Menthol, which is the active ingredient in mint, can relax the muscles in the colon and reduce bloating, flatulence, and pain – all of which are common symptoms associated with IBS.
Studies also show that mint can reduce post-surgery nausea – particularly in women – just as effectively as anti-nausea medications.
Mint can also improve your mood, sharpen your thinking, and boost your memory. So, if you ever feel low or depressed, a cup of peppermint tea is all you need to lift your spirits.
Fresh mint is rich in essential nutrients like vitamin A, iron, manganese, and folate and has practically no calories.

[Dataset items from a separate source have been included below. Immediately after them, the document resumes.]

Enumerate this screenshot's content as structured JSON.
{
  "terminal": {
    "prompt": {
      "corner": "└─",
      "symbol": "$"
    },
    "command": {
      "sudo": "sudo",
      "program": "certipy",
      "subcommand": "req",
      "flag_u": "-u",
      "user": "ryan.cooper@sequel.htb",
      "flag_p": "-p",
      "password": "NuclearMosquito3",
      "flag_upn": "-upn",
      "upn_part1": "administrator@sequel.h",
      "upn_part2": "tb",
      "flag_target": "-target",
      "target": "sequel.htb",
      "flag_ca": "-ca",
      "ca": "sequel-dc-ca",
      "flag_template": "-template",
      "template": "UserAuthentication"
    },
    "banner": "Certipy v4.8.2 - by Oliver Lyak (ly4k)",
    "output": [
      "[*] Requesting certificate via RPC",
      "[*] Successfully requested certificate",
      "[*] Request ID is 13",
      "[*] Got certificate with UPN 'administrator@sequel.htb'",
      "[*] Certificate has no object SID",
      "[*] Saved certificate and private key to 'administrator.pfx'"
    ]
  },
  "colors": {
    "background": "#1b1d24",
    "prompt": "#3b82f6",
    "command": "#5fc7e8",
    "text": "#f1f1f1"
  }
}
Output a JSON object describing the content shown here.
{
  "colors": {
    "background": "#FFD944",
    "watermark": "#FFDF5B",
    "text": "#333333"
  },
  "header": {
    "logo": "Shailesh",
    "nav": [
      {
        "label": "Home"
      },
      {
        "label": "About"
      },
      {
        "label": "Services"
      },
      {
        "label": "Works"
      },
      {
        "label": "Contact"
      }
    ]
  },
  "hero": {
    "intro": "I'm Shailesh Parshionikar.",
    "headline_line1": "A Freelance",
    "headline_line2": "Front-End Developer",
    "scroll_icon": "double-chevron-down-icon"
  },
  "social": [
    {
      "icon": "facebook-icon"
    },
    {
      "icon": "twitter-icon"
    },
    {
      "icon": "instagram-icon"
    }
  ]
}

So, you can add it to your dishes and beverages every day without worrying about gaining weight.
How to Eat It: You can add it to your tea, smoothies, lemonade, pesto, and salad.
Spicy Food – The Key to Good Health
The aforementioned spices, if consumed on a regular basis, can improve your health significantly. Apart from eating a healthy diet, make sure you drink plenty of water, exercise for at least 45 minutes a day, and get 7 to 8 hours of sleep every day.